COLUMBUS, Ohio (WSYX) — After a drop in homicides last year by nearly a third, Columbus now seeing a jump in homicides.
So far this year, Columbus police say they have investigated 34 homicides in 2023, compared to 26 homicides for the same time period in 2022.
Twenty percent of this year's homicides are connected to domestic violence, according to Columbus police.
"Domestic violence is a vicious cycle," said Dr. Maria Houston-Beck, Executive Director of "Choices for Victims Of Domestic Violence," a community organization that offers confidential housing and a toll-free 24-hour crisis line for people to call.
"They can call and ask for resources, or they need someone to talk to," said Houston-Beck. "There's a great need for those that are fleeing domestic violence situations and needing a safer place to go."
The help is needed now more than ever as Columbus is seeing a spike in homicides connected to domestic violence victims.

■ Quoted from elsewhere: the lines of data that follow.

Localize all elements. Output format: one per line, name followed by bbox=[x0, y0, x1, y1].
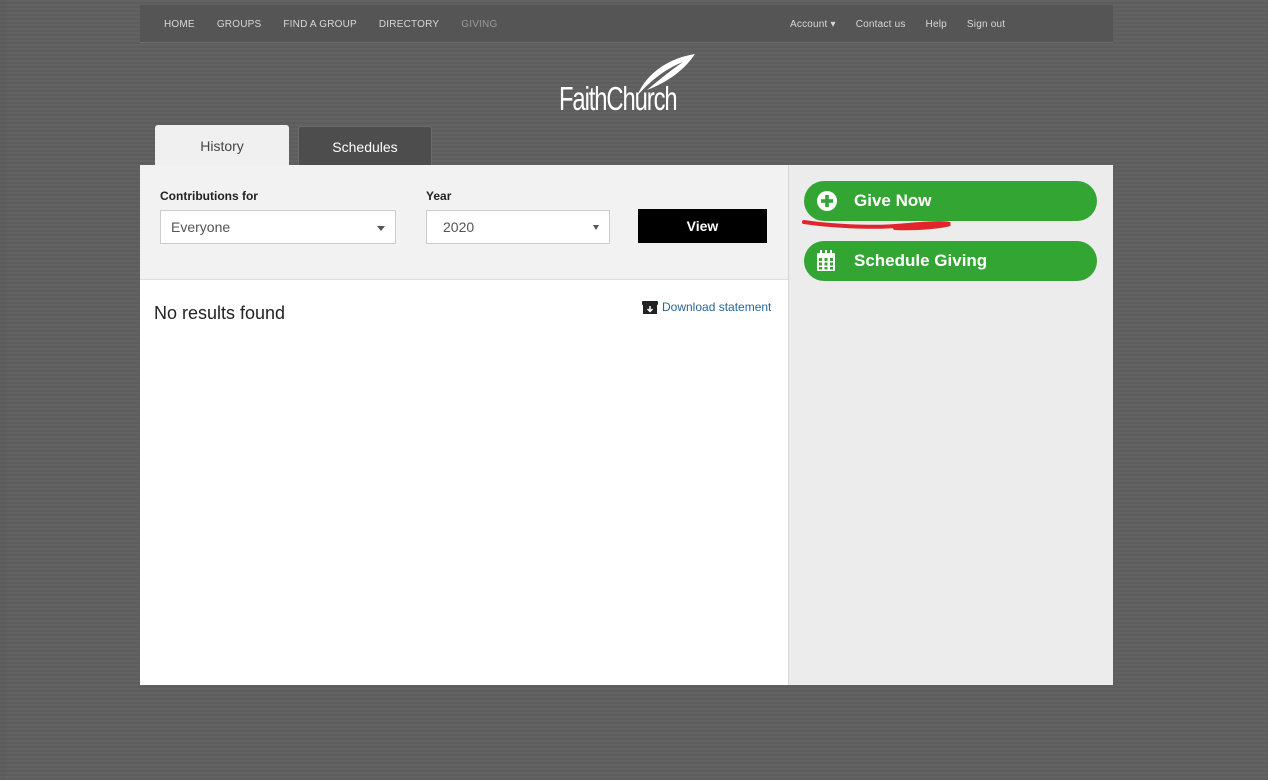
chevron-down-icon bbox=[593, 225, 599, 230]
archive-icon bbox=[642, 300, 658, 314]
give-now-label: Give Now bbox=[854, 191, 932, 210]
account-nav: Account ▾ Contact us Help Sign out bbox=[790, 5, 1025, 43]
contributions-for-label: Contributions for bbox=[160, 189, 258, 203]
history-panel: Contributions for Everyone Year 2020 Vie… bbox=[140, 165, 788, 685]
schedule-giving-button[interactable]: Schedule Giving bbox=[804, 241, 1097, 281]
year-value: 2020 bbox=[443, 219, 475, 235]
nav-sign-out[interactable]: Sign out bbox=[967, 19, 1005, 30]
nav-directory[interactable]: DIRECTORY bbox=[379, 19, 439, 30]
tab-history[interactable]: History bbox=[155, 125, 289, 166]
no-results-message: No results found bbox=[154, 303, 286, 323]
view-button[interactable]: View bbox=[638, 209, 767, 243]
nav-groups[interactable]: GROUPS bbox=[217, 19, 262, 30]
tab-schedules-label: Schedules bbox=[332, 138, 398, 155]
year-select[interactable]: 2020 bbox=[426, 210, 610, 244]
tab-schedules[interactable]: Schedules bbox=[298, 126, 432, 166]
year-label: Year bbox=[426, 189, 452, 203]
schedule-giving-label: Schedule Giving bbox=[854, 251, 988, 270]
giving-actions-sidebar: Give Now Schedule Giving bbox=[788, 165, 1113, 685]
plus-circle-icon bbox=[817, 191, 837, 211]
download-statement-link[interactable]: Download statement bbox=[642, 300, 771, 314]
calendar-icon bbox=[817, 250, 835, 271]
logo-text: FaithChurch bbox=[559, 80, 678, 117]
nav-contact-us[interactable]: Contact us bbox=[856, 19, 906, 30]
nav-giving[interactable]: GIVING bbox=[461, 19, 497, 30]
chevron-down-icon bbox=[377, 226, 385, 231]
faithchurch-logo[interactable]: FaithChurch bbox=[555, 52, 705, 124]
nav-account-menu[interactable]: Account ▾ bbox=[790, 19, 836, 30]
contributions-for-select[interactable]: Everyone bbox=[160, 210, 396, 244]
nav-help[interactable]: Help bbox=[926, 19, 947, 30]
top-navigation: HOME GROUPS FIND A GROUP DIRECTORY GIVIN… bbox=[140, 5, 1113, 43]
red-annotation-underline bbox=[802, 220, 951, 231]
filter-bar: Contributions for Everyone Year 2020 Vie… bbox=[140, 165, 788, 280]
nav-home[interactable]: HOME bbox=[164, 19, 195, 30]
tab-history-label: History bbox=[200, 137, 244, 154]
download-statement-label: Download statement bbox=[662, 300, 772, 314]
contributions-for-value: Everyone bbox=[171, 219, 231, 235]
primary-nav: HOME GROUPS FIND A GROUP DIRECTORY GIVIN… bbox=[164, 5, 519, 43]
nav-find-a-group[interactable]: FIND A GROUP bbox=[283, 19, 357, 30]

Columbus police say Renee Benedetti, 40, was the sixth person in the city this year to lose her life to domestic violence.
"The day she disappeared, she posted online a lovey-dovey photo. I don't get it," said Bryce Hudgel, a long-time friend of Benedetti who was a mother of three. She was reported missing last month.
Benedetti's boyfriend, Gene Scott, 46, is now charged with choking Benedetti in their Clintonville home in January and then dumping her body in a southern Ohio landfill.
"She seemed like she was really happy with him. Each time I talked to her, she said she was happy," said Hudgel. "I didn't expect anything like this."
So far this year, Columbus police say they've investigated six homicides linked to domestic violence.
Compare that to last year when police investigated seven homicides connected to domestic violence for the entire year of 2022.
Houston-Beck told ABC 6/FOX 28 that while she cannot pinpoint an exact reason why the city is seeing such a dramatic increase in homicides linked to domestic violence, she says COVID, housing availability, and the spike in violence may be playing a role.
She says there are signs to look for in an abusive relationship.
"At times, it may not appear that they are being physically abused, but maybe they are being manipulated or they are being isolated or controlled," said Houston-Beck.
Red flags that Hudgel says he wishes he recognized in his friend's relationship.
"I just wish there was more I could do," said Hudgel. "I mean, I miss her. She didn't deserve it."